Miranda laughed suddenly, realizing the irony of a “weather girl” letting a storm get her down. Rufus jumped into her lap at the sound, putting his front paws on her chest. The pup searched her face.

“Yes,” she told him. “I know that was crazy. But do you realize this means we can’t stay here tonight?”

Rufus barked, two short yaps, and hopped back into the passenger seat, tail wagging.

There was no motel in Greenville, not unless a lot had changed for the better in the past fifteen years. Riverside, however, while further away, was right on the interstate, and now that summer was over, was bound to have a room available somewhere. Miranda dug for her phone in the glove compartment and turned it on.

No bars. She held the phone out in front of her, up by the ceiling, off at her side, but she knew it was hopeless. She’d gotten so used to city living it hadn’t even occurred to her she wouldn’t be able to use her cell phone this far out in the country. Being in the valley of a glacial moraine probably didn’t make the reception any easier, either.

So, there was no way to make a motel reservation or call the custodian for help. What was his name again? Harlan something. Harlan Hunter, that was it. She even had his number programmed into the phone. A lot of good that did.

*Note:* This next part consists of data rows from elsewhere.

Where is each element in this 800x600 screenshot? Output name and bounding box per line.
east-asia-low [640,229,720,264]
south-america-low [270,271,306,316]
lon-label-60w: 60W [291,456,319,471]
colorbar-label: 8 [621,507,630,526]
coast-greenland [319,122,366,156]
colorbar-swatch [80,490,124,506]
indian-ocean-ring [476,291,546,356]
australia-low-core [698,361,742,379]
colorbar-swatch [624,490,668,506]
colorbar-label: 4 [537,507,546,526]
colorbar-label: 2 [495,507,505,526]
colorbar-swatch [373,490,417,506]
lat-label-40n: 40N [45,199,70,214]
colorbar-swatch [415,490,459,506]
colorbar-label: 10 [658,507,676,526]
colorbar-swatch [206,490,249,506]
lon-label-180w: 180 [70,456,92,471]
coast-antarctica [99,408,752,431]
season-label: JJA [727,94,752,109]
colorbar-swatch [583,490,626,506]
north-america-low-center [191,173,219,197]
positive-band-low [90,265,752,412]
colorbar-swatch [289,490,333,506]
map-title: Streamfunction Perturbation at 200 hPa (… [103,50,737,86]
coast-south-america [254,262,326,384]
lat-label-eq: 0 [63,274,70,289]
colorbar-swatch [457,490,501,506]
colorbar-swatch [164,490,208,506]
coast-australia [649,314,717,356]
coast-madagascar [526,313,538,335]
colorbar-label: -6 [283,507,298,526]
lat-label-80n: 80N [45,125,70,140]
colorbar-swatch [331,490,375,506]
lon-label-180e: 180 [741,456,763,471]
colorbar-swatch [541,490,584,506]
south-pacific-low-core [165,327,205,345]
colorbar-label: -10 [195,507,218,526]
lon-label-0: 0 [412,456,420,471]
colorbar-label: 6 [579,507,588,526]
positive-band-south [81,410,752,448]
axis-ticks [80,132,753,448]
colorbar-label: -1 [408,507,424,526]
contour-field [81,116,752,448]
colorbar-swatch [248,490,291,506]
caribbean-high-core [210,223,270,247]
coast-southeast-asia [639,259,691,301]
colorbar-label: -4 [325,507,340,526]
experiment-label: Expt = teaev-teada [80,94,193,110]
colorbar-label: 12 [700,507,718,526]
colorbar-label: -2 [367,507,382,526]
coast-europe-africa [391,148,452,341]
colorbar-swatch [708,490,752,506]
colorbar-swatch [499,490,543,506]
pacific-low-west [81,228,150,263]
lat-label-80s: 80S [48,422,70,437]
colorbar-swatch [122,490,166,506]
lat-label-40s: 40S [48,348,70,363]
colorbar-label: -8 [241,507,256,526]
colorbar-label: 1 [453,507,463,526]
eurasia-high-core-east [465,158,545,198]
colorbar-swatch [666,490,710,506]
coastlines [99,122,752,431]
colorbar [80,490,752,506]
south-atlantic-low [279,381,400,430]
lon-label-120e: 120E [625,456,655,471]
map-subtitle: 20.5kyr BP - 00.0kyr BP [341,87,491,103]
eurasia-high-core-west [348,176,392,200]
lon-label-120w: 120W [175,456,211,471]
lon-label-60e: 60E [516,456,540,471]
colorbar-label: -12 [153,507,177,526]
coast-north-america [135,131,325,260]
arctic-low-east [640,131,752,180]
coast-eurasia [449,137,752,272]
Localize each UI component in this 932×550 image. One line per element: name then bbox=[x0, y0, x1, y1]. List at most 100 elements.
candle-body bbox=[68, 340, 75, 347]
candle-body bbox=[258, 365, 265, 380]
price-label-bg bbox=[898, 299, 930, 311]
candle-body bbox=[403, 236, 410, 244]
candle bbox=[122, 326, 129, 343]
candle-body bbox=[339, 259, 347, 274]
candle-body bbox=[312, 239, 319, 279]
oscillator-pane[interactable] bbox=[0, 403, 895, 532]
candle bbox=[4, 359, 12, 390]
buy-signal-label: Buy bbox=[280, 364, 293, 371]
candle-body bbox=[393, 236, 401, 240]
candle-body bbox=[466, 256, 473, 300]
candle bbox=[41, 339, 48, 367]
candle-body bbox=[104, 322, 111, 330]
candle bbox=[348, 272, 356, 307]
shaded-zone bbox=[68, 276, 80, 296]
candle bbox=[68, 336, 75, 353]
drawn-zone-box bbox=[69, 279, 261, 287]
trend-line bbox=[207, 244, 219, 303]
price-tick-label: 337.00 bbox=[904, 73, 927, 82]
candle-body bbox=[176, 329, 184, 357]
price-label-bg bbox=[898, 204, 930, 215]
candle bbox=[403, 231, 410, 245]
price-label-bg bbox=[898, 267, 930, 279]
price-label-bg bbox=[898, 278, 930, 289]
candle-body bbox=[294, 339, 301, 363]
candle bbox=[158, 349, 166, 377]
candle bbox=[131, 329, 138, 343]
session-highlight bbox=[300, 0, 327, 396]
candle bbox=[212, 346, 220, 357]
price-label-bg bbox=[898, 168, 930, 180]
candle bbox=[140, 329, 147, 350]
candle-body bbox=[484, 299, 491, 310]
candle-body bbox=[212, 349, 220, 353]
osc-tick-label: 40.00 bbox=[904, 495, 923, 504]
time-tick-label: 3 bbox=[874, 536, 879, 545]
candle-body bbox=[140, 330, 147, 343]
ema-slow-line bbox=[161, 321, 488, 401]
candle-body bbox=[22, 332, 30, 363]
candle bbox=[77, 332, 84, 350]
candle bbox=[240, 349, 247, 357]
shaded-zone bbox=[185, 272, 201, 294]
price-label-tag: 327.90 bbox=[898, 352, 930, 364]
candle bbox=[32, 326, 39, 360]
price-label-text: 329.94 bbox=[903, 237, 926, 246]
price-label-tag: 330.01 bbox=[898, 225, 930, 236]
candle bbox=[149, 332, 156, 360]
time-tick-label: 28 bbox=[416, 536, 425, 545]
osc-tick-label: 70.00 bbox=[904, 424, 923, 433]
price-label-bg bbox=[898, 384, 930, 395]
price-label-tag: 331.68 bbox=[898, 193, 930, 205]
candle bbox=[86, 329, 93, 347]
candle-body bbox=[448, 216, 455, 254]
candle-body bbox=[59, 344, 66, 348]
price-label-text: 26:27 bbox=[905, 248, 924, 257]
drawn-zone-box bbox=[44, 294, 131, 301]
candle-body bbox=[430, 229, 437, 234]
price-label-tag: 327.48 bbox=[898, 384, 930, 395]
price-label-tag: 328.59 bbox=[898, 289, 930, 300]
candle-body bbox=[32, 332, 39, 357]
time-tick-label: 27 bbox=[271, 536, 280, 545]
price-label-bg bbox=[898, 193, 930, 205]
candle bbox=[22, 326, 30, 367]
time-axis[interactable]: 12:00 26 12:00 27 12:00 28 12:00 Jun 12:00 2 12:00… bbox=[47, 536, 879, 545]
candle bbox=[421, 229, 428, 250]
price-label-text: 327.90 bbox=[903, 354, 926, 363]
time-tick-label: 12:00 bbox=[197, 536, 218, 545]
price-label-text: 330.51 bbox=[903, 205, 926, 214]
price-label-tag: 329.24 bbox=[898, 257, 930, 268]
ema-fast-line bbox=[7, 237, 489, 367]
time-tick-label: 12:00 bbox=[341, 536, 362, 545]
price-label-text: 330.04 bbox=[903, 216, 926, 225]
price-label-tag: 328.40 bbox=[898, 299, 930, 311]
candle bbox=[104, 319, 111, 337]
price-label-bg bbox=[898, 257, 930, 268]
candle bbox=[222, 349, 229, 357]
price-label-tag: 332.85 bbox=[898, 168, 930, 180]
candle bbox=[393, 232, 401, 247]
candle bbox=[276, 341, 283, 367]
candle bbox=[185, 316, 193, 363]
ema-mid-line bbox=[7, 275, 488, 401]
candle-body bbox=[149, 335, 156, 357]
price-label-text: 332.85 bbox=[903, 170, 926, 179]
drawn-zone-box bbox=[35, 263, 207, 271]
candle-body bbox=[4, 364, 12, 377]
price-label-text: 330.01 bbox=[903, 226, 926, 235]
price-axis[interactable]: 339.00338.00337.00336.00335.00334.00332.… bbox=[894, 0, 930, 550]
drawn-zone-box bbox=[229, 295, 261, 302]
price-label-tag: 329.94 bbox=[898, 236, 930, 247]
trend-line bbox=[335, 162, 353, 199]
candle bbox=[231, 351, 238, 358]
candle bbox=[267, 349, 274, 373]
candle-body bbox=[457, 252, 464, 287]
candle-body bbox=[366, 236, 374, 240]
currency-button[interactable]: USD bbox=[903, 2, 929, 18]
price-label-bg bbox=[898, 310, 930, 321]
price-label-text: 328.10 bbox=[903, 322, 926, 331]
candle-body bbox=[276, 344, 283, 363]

Her options then were to drive the twenty file miles to Riverside on unfamiliar roads hoping to find a room for the night, suck it up and go back into the cold, dark farmhouse, or— Miranda peered out at the storm. Though the rain fell steadily, there had been no thunder or lightening. There were no tall trees close enough to squash the car if blown over in the wind. There was nothing on the property to tempt a trespasser even if he hadn’t been put off by the torrential rain.

She could spend the night in the back seat. Surely that had to be better than staying in the cold, unfamiliar house with its gaping dark doorways and shadows lurking in every corner. Her flashlight had fresh batteries plus an extra set in the glove compartment. Rufus would be more than willing to share the comforter that served as his bed and she could run the heater periodically if it got too cold. She would be perfectly comfortable and safe for one night. She had, after all, trained in martial arts for self-defense. And for extra added protection…

Miranda rummaged in her bag. In the very bottom, her hands closed around the butt of a .38 revolver and pulled it out. Opening the chamber, she loaded it and clicked it closed again, making sure the safety was on. She and her father hadn’t spent much time together before he died—he’d been too busy with his career. But they had enjoyed the hobby of target shooting together and the weapon she held had been kept for both sentimental and practical reasons when she’d gone through the things he left behind. Knowing she was a fair marksman would hopefully give her the security she needed to get at least a few hours of sleep before dawn.